Update Within a Minor Version
An example of updating within a minor version is to keep Rocky 8.6 up to date with package updates that fall into the Rocky 8.6 definition. Within a minor version, package updates are almost always compatible with previous packages in that minor version. The goal is to keep everything compatible to minimize change but to incorporate, perhaps, security fixes or add minor features that do not break compatibility.
I say “almost always compatible” because in some cases a package maintainer introduces a minor package update that breaks compatibility. I’m sure the maintainer’s goal was not to do this, but it does happen. If this does happen, you need to be ready (more on that later).
For a variety of reasons I make the following recommendations for updating within a minor version:
- Do not make updates on a production system if you can help it.
- Make sure the test system matches the production system as closely as possible.
- Have a set of tests ready to run after the package updates.
- Document everything you do in as much detail as possible.
- Be ready to revert any package updates through your package manager. Be sure to practice using it so that you understand the idiosyncrasies.
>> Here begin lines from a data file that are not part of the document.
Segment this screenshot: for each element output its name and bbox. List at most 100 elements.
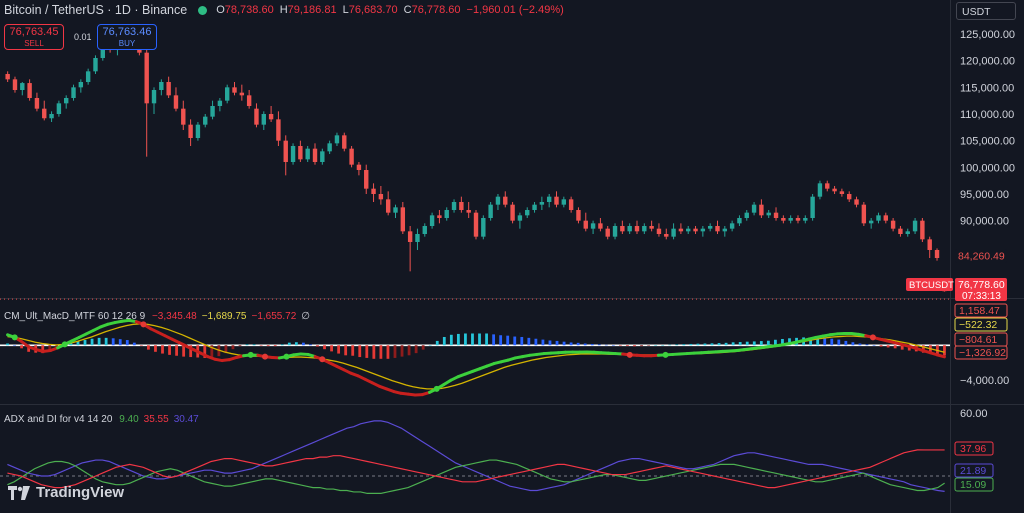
candle bbox=[554, 196, 559, 205]
histogram-bar bbox=[548, 340, 552, 346]
adx-tick-label: 60.00 bbox=[960, 408, 988, 420]
macd-legend-value: −1,655.72 bbox=[251, 311, 297, 322]
last-close-label: 84,260.49 bbox=[955, 249, 1007, 263]
candle bbox=[188, 124, 193, 138]
histogram-bar bbox=[745, 341, 749, 346]
histogram-bar bbox=[168, 345, 171, 355]
sell-button[interactable]: 76,763.45 SELL bbox=[4, 24, 64, 50]
histogram-bar bbox=[323, 345, 326, 350]
histogram-bar bbox=[393, 345, 397, 358]
candle bbox=[20, 83, 25, 90]
adx-value-label-text: 37.96 bbox=[960, 443, 986, 455]
candle bbox=[634, 226, 640, 232]
candle bbox=[159, 82, 164, 90]
histogram-bar bbox=[703, 343, 707, 346]
candle bbox=[203, 116, 208, 125]
candle bbox=[283, 140, 288, 162]
candle bbox=[268, 114, 274, 120]
symbol-header: Bitcoin / TetherUS · 1D · Binance O78,73… bbox=[4, 3, 570, 17]
candle bbox=[832, 188, 837, 192]
histogram-bar bbox=[752, 341, 756, 346]
macd-value-label-bg bbox=[954, 345, 1008, 360]
histogram-bar bbox=[203, 345, 207, 358]
currency-selector[interactable]: USDT bbox=[956, 2, 1016, 20]
candle bbox=[64, 98, 69, 104]
candle bbox=[173, 95, 179, 109]
symbol-title[interactable]: Bitcoin / TetherUS · 1D · Binance bbox=[4, 3, 188, 17]
histogram-bar bbox=[365, 345, 369, 358]
last-close-label-text: 84,260.49 bbox=[958, 251, 1005, 263]
cross-dot bbox=[61, 341, 68, 348]
histogram-bar bbox=[351, 345, 355, 356]
candle bbox=[12, 79, 18, 90]
candle bbox=[781, 218, 786, 221]
cross-dot bbox=[11, 334, 18, 341]
adx-value-label-text: 21.89 bbox=[960, 465, 986, 477]
candle bbox=[422, 226, 427, 234]
histogram-bar bbox=[20, 345, 24, 349]
candle bbox=[883, 215, 888, 221]
histogram-bar bbox=[809, 337, 813, 346]
candle bbox=[393, 207, 398, 213]
histogram-bar bbox=[506, 335, 510, 346]
histogram-bar bbox=[858, 343, 862, 346]
candle bbox=[385, 199, 391, 213]
candle bbox=[459, 202, 464, 210]
histogram-bar bbox=[41, 345, 45, 354]
candle bbox=[276, 119, 281, 141]
axis-labels: 84,260.4976,778.6007:33:13BTCUSDT1,158.4… bbox=[906, 249, 1008, 492]
candle bbox=[466, 210, 471, 213]
candle bbox=[342, 135, 347, 149]
histogram-bar bbox=[280, 344, 284, 346]
histogram-bar bbox=[611, 345, 615, 346]
histogram-bar bbox=[928, 345, 932, 354]
candle bbox=[290, 146, 296, 162]
histogram-bar bbox=[921, 345, 925, 353]
histogram-bar bbox=[118, 339, 122, 346]
candle bbox=[407, 231, 413, 242]
histogram-bar bbox=[774, 339, 777, 346]
histogram-bar bbox=[717, 343, 721, 346]
candle bbox=[488, 204, 493, 218]
histogram-bar bbox=[252, 344, 256, 346]
macd-legend[interactable]: CM_Ult_MacD_MTF 60 12 26 9 −3,345.48 −1,6… bbox=[4, 311, 315, 322]
candle bbox=[825, 183, 830, 189]
histogram-bar bbox=[900, 345, 904, 350]
histogram-bar bbox=[851, 342, 855, 346]
histogram-bar bbox=[788, 338, 791, 346]
candle bbox=[517, 215, 523, 221]
minus-di-line bbox=[7, 449, 945, 489]
watermark-text: TradingView bbox=[36, 484, 125, 501]
candle bbox=[759, 204, 764, 216]
candle bbox=[546, 196, 552, 202]
price-tick-label: 90,000.00 bbox=[960, 216, 1009, 228]
histogram-bar bbox=[90, 338, 94, 346]
histogram-bar bbox=[555, 340, 559, 346]
candle bbox=[305, 148, 310, 160]
histogram-bar bbox=[428, 345, 432, 346]
histogram-bar bbox=[97, 337, 101, 346]
macd-value-label-text: 1,158.47 bbox=[959, 305, 1000, 317]
candle bbox=[927, 239, 932, 250]
macd-line bbox=[935, 353, 946, 359]
symbol-badge-bg bbox=[906, 278, 953, 291]
histogram-bar bbox=[224, 345, 228, 354]
adx-legend-values: 9.40 35.55 30.47 bbox=[119, 414, 204, 425]
adx-legend[interactable]: ADX and DI for v4 14 20 9.40 35.55 30.47 bbox=[4, 414, 204, 425]
histogram-bar bbox=[69, 343, 73, 346]
histogram-bar bbox=[154, 345, 157, 352]
adx-value-label-bg bbox=[954, 463, 994, 478]
histogram-bar bbox=[823, 337, 827, 346]
cross-dot bbox=[869, 334, 876, 341]
histogram-bar bbox=[210, 345, 214, 358]
candle bbox=[649, 226, 654, 229]
histogram-bar bbox=[689, 343, 693, 346]
histogram-bar bbox=[738, 342, 742, 346]
histogram-bar bbox=[654, 345, 658, 346]
buy-button[interactable]: 76,763.46 BUY bbox=[97, 24, 157, 50]
candle bbox=[49, 114, 54, 119]
symbol-badge: BTCUSDT bbox=[909, 280, 954, 291]
candle bbox=[861, 204, 867, 224]
macd-legend-name: CM_Ult_MacD_MTF 60 12 26 9 bbox=[4, 311, 146, 322]
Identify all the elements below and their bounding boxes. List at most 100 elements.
- Have backups on the test system in case you have problems.
- When you are ready to roll out the update on a production system, have a maintenance window during which you can install the updates system-wide and be sure you can revert if you need to.
- Build in some time in case the updates don’t work or the post-update tests fail.
To elaborate on a few of these recommendations: Although you should never do even minor version updates on a production system, in some circumstances (e.g., my little cluster) I can’t adhere to this recommendation. Having a set of tests for checking the system after a package update is critical to ensuring there are no problems before rolling out to a production cluster. These tests should comprise basic commands, benchmarks, and user applications. Don’t make the set of tests too extensive or you will drive yourself crazy, but don’t make the set too small either.
Probably the most important thing you should do is document what you are doing. Your .bash_history can help a little, but it’s not enough by itself. A tool that can really help is script, which allows you to record what you are doing. Be sure not to change terminal tabs because script won’t pick up anything in that new tab.
I like script because it is a sequential text file that can be easily searched and can be massively compressed (it’s just text). The following are a couple of tips when using script:
- Periodically list the content of pwd, perhaps with something like ls -lstar.
- Frequently use the date command, so you know when things happened and their order.
- Type notes at the command prompt and any information you want to record. When you hit Enter you will get an error, but anything you entered will appear in the script file.
I might be a bit retentive, but I have been bitten in the past, and as the introduction to this article explains, I was bitten again.
Sometimes you need to revert a package update to a previous version. Most package managers allow you to do this, but before you need it, be sure you know the command options and practice reverting a package.
Complimentary to reverting a package with a package manager, understand whether you can install an older package to replace it. This event is not reverting to a package, which is usually just the previous version, but going back two or more versions. Also, you might need to do this if reverting a package doesn’t work.